La dignità delle donne non si svende per denaro

L’editoriale di Marco Tavazzi sul reato di stalking

L’Italia è il Paese delle mille contraddizioni. Dove tutto cambia per non cambiare mai niente. C’è chi non lo accetta, chi invece ci ha fatto l’abitudine. Scelte, opinabili certo, ma pur sempre scelte.

Ma di fronte a certe cose non si può stare zitti. Il silenzio diventa colpa.

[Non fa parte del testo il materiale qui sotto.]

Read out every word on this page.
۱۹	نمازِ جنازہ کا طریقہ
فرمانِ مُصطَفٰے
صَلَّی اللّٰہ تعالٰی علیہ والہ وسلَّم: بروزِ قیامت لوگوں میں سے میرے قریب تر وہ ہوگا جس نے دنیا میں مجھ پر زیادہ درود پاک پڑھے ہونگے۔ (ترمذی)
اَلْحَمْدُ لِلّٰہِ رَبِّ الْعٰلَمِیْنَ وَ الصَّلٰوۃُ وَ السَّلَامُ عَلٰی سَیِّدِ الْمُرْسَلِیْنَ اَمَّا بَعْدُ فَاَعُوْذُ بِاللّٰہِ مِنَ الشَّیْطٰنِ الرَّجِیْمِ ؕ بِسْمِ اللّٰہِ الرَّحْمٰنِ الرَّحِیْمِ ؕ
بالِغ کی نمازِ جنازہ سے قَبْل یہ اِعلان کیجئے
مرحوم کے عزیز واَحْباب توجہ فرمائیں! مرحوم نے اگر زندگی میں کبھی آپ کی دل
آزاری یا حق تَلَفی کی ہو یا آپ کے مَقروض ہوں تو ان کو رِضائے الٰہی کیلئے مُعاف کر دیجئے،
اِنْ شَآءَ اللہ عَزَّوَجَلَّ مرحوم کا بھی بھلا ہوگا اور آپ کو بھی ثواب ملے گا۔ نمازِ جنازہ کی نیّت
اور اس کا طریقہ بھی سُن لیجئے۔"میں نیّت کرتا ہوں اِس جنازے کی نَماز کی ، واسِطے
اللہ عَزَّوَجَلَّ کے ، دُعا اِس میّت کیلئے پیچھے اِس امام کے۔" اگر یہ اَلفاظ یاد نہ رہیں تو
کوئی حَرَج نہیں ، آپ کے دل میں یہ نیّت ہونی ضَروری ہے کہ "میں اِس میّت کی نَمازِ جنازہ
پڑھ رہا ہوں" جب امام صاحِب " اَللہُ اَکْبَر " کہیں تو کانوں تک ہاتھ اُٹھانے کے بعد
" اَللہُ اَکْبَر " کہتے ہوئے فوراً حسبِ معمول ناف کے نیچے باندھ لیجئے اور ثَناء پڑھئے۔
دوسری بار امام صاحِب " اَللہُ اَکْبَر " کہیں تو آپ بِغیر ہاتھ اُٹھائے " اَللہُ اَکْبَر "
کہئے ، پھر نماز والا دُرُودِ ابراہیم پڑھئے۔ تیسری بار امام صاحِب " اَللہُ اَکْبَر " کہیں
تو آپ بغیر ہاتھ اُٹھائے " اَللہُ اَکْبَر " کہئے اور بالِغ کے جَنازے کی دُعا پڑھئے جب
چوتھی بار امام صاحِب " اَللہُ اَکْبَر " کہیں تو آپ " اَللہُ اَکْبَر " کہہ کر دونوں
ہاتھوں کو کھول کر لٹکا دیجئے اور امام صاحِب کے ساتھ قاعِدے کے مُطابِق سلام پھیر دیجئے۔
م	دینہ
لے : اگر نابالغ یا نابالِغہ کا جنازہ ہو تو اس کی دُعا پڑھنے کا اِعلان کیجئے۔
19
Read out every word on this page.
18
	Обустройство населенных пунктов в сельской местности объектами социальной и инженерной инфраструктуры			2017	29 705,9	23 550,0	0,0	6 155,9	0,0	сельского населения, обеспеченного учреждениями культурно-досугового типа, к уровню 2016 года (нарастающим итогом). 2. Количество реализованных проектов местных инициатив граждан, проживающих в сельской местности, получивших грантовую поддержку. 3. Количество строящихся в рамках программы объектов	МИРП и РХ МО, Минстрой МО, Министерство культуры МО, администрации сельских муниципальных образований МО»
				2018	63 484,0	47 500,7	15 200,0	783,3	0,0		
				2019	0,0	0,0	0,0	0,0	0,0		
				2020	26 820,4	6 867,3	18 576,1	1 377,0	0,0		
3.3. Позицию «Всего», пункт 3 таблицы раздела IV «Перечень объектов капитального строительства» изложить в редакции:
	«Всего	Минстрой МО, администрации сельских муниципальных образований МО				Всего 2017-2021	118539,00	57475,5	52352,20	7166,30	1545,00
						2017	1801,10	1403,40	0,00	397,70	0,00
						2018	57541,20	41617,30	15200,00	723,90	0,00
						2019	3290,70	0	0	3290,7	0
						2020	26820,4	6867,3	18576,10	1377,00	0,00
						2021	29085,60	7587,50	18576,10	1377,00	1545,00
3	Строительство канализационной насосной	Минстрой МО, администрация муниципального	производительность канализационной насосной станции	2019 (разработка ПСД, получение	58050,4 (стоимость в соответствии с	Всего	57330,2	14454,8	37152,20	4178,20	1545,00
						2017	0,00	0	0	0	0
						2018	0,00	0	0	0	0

La colpa del silenzio è quell’atteggiamento ipocrita e vigliacco di chi si volta dall’altra parte, quando una persona più debole si trova in pericolo. E ce ne sono. Troppi. Quando una persona, in particolare una donna, si trova ad essere vittima di una vera e propria persecuzione, non c’è nessuna giustificazione per chi non fa nulla per aiutarla. E vale anche per le istituzioni, vale per lo Stato, per la classe politica che abbiamo eletto in Parlamento. Nel momento in cui un reato come quello di stalking, che finalmente viene perseguito (e in un Paese ancora troppo malato di maschilismo come l’Italia rappresenta una conquista di non poco conto), rischia di rientrare tra i reati assolvibili attraverso il versamento di una somma di denaro, ci troviamo di fronte ad una opzione non accettabile. La sicurezza, il rispetto, la sacralità della persona umana, e delle donne in particolare in questo caso, non si svende per nessuna somma di denaro. Non lo accetteremo mai. Mai.